Mr Morphew admitted that the recession had slowed building projects but said: “I think the desire to develop in the city hasn't gone away.

“A lot of people, developers and businesses last year were taking a breather to wait to see how it was going to pan out, but I think what most people are now clear about is that this is a temporary lull and that Norwich is going to be a blooming good place to be over the next few years.”

Some of the hopes of reviving development in Norwich rest with the Homes and Communities Agency (HCA), a national housing and regeneration body.

Last September an agreement was signed between Norwich City Council and the HCA. Under the partnership, the HCA will invest £8m into Norwich and the city council will invest in a number of sites for new homes around the city, including the Three Score development in Bowthorpe, where funding will help to put infrastructure in place ahead of building new homes.

The sites will be jointly developed and the surplus which comes out of these will be reinvested jointly into more regeneration schemes in the city. More than 1,300 new homes and hundreds of new jobs are expected to be created over a 12-year period.

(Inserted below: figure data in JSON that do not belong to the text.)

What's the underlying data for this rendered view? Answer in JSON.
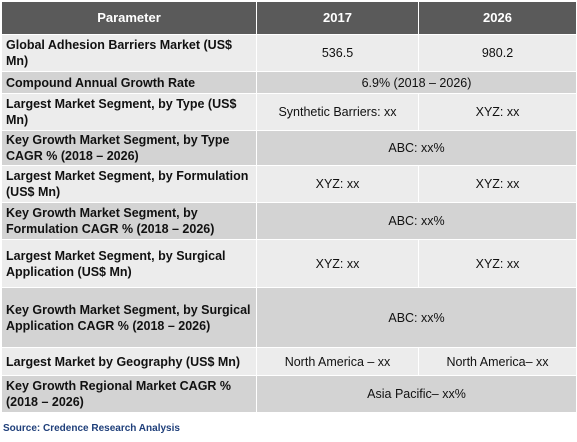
{
  "header": {
    "parameter": "Parameter",
    "col1": "2017",
    "col2": "2026"
  },
  "rows": [
    {
      "label": "Global Adhesion Barriers Market (US$ Mn)",
      "v1": "536.5",
      "v2": "980.2"
    },
    {
      "label": "Compound Annual Growth Rate",
      "merged": "6.9% (2018 – 2026)"
    },
    {
      "label": "Largest Market Segment, by Type (US$ Mn)",
      "v1": "Synthetic Barriers: xx",
      "v2": "XYZ: xx"
    },
    {
      "label": "Key Growth Market Segment, by Type CAGR % (2018 – 2026)",
      "merged": "ABC: xx%"
    },
    {
      "label": "Largest Market Segment, by Formulation (US$ Mn)",
      "v1": "XYZ: xx",
      "v2": "XYZ: xx"
    },
    {
      "label": "Key Growth Market Segment, by Formulation CAGR % (2018 – 2026)",
      "merged": "ABC: xx%"
    },
    {
      "label": "Largest Market Segment, by Surgical Application (US$ Mn)",
      "v1": "XYZ: xx",
      "v2": "XYZ: xx"
    },
    {
      "label": "Key Growth Market Segment, by Surgical Application CAGR % (2018 – 2026)",
      "merged": "ABC: xx%"
    },
    {
      "label": "Largest Market by Geography (US$ Mn)",
      "v1": "North America – xx",
      "v2": "North America– xx"
    },
    {
      "label": "Key Growth Regional Market CAGR % (2018 – 2026)",
      "merged": "Asia Pacific– xx%"
    }
  ],
  "source": "Source: Credence Research Analysis"
}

But it is not just the council that is working with the HCA. Developers themselves have been given the chance to bid for grant funding to kick-start building projects across the country.

In England the HCA received 666 bids from housebuilders and housing associations, asking for much more money than the considerable sums the agency has to hand out.

City Living Developments, which is behind the £100m St Anne's Wharf project for more than 400 homes between King Street and the Wensum, has been shortlisted for some of this cash and will find out in June if it has been successful.

Graeme Whyte, group managing director for City Living Developments, said: “We are extremely optimistic about securing that.

“The grant, in conjunction with our funders, will be exactly what we need to kick-start the scheme.”

Mr Whyte said that if secured, the funding would help them to begin work on 126 homes, a couple of retail units and a car park.

He said: “We are one of the biggest developments in the middle of Norwich. We are extremely keen to do it, but like any developer we have to get the balance and the risk right - for example where is the market, can we sell and is our bank with us?”

He said that forecasts predict a tough year for 2010, but said if the funding was secured they would be “keen to get back on track this year”.

Terry Fuller, regional director of the HCA, said a professional committee would be deciding on the grants. He said that schemes that do not have the support of their local authority would not be successful in their bids.